In terms of the "fantastical" side of this series, which Romeo represents (he's a Quasimodo archetype), I felt it made sense that he HAD to kill Bryan in the end:
Romeo didn't do this out of malice, but in the grander picture, he knew Bryan was a dead man walking (he had been expected to die in Afghanistan), and I believe there was a strong chance Bryan would have gone back to Claire. She gave him her cut-off ponytail, and his discovery of it I think implied that he may have been thinking about going back to her, before Romeo showed up to confront him.

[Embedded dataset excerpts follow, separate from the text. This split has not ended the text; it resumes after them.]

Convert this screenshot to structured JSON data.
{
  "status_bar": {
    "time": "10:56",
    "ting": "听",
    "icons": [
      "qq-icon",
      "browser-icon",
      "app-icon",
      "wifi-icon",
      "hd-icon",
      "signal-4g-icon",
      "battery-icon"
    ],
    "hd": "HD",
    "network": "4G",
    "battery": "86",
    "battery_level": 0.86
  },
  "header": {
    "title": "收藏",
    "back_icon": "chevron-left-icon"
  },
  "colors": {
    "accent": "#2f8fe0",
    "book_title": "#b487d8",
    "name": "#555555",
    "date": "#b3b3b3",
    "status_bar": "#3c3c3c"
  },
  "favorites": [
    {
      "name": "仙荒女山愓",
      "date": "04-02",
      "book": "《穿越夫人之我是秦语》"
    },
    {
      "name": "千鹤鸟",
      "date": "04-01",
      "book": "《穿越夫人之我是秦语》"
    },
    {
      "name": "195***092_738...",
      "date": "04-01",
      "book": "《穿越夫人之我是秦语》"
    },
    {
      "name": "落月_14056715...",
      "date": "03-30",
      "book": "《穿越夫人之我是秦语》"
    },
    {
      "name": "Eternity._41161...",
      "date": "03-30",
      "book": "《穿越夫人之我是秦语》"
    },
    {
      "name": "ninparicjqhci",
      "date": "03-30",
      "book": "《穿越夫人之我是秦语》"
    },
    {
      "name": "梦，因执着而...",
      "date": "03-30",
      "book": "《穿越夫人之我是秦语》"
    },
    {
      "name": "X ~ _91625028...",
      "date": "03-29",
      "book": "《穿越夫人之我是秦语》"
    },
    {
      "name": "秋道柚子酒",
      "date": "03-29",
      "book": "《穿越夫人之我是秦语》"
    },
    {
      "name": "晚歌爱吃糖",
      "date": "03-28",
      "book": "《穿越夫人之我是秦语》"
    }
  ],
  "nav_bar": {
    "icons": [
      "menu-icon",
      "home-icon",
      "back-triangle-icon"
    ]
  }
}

Claire was most likely the victim of abuse by her brother when they were children, but now things were reversed where she was manipulating Bryan as both revenge and to fulfill her emotional needs. Yet Bryan remained in the worst kind of unrequited love. They were both trapped. (In a way, you could consider that Claire unintentionally manipulated Romeo by telling him he was the hero of this story.)
Overall, it was like a melodramatic ballet story, where the knight vanquishes the darkness that had overtaken two lovers who couldn't ever be together, freeing the both of them. (The source of this darkness was Bryan, and it had infected Claire.)
This was a bit on-the-nose, definitely, especially with Bryan dying on a literal stage, but I think the writing earned it.
Had F&B continued into a second season, it'd be interesting to see how the writers would reconcile this fantasy vs. real-world theme in Claire's life with regard to Romeo -- how the consequences of Bryan's murder would have played out. But as a one-season story, I think it works.